About ANTIGONE

By Mikis Theodorakis

Rehersals of ANTIGONE.
Myrto, Mikis and Loukas Karytinos
(Digital photo: © Guy Wagner)

Antigone is a complete closed circle of a repeated human tragedy. It symbolizes eternal Evil, the repeated drama that accompanies the human race like a curse. It changes form and expression, adapting to the conditions of place and time. But its essence remains the same. The same applies to the principal players in the drama. On one side are the persecutors, on the other, the victims. 
The gods of Evil symbolize the basic instinct of domination, of the thirst for power and authority. They are represented by Creon and Eteocles who express, through their actions, the dark side of man. 
Opposite them stands Oedipus, the most tragic of all characters since he has been chosen by Evil so that through him, mankind will be punished. 
Polynices expresses the fateful decision to fight Evil with Evil.
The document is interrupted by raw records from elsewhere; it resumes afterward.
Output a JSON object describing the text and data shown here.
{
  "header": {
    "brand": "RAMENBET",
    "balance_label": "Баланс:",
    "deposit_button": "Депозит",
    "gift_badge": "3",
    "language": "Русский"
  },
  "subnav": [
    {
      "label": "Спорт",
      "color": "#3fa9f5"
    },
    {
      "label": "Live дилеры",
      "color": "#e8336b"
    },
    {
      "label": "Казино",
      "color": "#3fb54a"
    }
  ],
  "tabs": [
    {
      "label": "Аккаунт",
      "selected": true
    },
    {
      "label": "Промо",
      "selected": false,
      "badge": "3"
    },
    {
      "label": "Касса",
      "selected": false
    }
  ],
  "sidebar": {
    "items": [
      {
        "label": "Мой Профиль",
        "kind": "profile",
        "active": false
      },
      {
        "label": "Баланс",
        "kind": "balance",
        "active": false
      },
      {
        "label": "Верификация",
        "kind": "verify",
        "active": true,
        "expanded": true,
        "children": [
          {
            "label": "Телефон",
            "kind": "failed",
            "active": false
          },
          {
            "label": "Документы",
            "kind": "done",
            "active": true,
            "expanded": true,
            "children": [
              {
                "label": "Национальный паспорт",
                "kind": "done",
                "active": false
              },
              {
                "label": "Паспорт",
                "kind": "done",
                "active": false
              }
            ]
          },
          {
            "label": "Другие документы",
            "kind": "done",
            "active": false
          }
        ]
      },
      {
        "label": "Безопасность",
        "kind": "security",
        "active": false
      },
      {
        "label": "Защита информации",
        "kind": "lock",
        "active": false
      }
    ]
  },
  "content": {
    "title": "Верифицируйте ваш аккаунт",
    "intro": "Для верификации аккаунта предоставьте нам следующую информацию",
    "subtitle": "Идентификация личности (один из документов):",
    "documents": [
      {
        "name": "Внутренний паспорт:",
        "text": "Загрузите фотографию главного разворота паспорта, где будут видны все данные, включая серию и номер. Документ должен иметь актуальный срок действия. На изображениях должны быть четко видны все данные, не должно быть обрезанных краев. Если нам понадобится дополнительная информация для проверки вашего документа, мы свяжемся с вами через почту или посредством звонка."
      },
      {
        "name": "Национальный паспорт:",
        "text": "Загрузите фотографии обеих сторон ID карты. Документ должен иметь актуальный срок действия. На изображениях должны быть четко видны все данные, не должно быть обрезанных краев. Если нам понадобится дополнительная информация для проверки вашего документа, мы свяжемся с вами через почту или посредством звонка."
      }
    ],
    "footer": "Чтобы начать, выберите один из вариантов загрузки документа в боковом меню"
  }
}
Jocasta, symbol of woman has been chosen to suffer the ultimate trial, to become the mother of her son 's children, only to see him blinded and exiled under a curse, then to stand by as her sons tear each other apart before following them to their deaths: A whole city is destroyed with them and the Argive army will in its turn, pays heavy penalty for the curse that originates in the Centre of Evil which I call the "basic instinct" of the cursed human race. 
Out of the ashes and smoke of utter catastrophe, above the black- ness, rise two pure white figures like doves against a background of the darkness of death: Antigone and Haemon are no more than the obligatory innocent victims who will be sacrificed on the altar of ritual sacrifice, destined to propitiate the Shades of Evil, defiant and triumphant as ever. 
The stance and the words of Antigone will be recorded as the impossible hope of all those who need to believe that the Good is not dead and that one day the basic instinct of evil will be defeated by the weapons of Love, the source of life, and Justice, its beauty. 
* * * * * * * 
Even from my adolescent years I was conscious of the existence of these endlessly repeated cycles of Evil. At the age of fifteen I was destined to live at the centre of the cyclone, the Second World War, and so to observe and record certain of its characteristics that went beyond those of the times, assuming the dimensions of the lasting, of the eternal. I watched the destruction of Thebes being repeated again and again, acquiring, each time, new and monstrous dimensions. For a moment I believed, with millions of others, that the thousands, the millions of Antigones who were sacrificed at the altar of the basic instinct, of evil, would propitiate it to such a point they would soften its nature and that it would become less evil, even become good. A vain hope. 
Before one cycle closes a new one opens. Merciless, stronger than ever, it is as if evil becomes more defiant than ever, even more thirsty for ashes and human flesh. 
* * * * * * * 
As always, the lovers of the beautiful, the powerless followers of the Good, continue to fashion aesthetic likeness of human suffering in order to hang them as offerings in the imaginary temple where defeated humanity continues to be worshipped. 
And until now, unfortunately, no other way has been found for them to live, to think and to dream, those who live outside the magnetic field within which the base instinct of evil imprisons those who will be its instruments, persecutors and at the same time its victims in the service of a primordial curse that follows the human race like a curse. . 
With Antigone I have the feeling that I am exorcising the primordial Evil, raising against it, its image in miniature. 
But as I have done in my previous works, I am neither passive nor pessimistic, nor am I any more powerless in the face of the apparently universal dominion of evil. And this aesthetic "image", for the sole reason that it exists as an artistic act, is capable of raising up against Evil, the awesome rival, Love: Life, which has the power to surpass itself. This is precisely so as to signal to the human race its own superiority over the power of Evil, with the proviso that it must respect as it should, the gift of life. And this is the ultimate victory of Man over the gods. 
* * * * * * * 
The myth-making of the ancient Greeks transferred the passions and antagonisms of man -on a larger scale -to their anthropomorphic gods. Thus we see the basic instinct of evil expressed by such and such a god wishing to punish for such and such a reason mankind or even some enemy of the gods through mankind. Staging the Theban Cycle, that is, the tragedy of tragedies, since it refers to the greatest Evil -war -as a consequence of the greatest human weakness -the craving for complete power, the Greeks, in their wisdom, created the figure of the Woman/ Mother -the symbol of life, to sow the seed of Evil.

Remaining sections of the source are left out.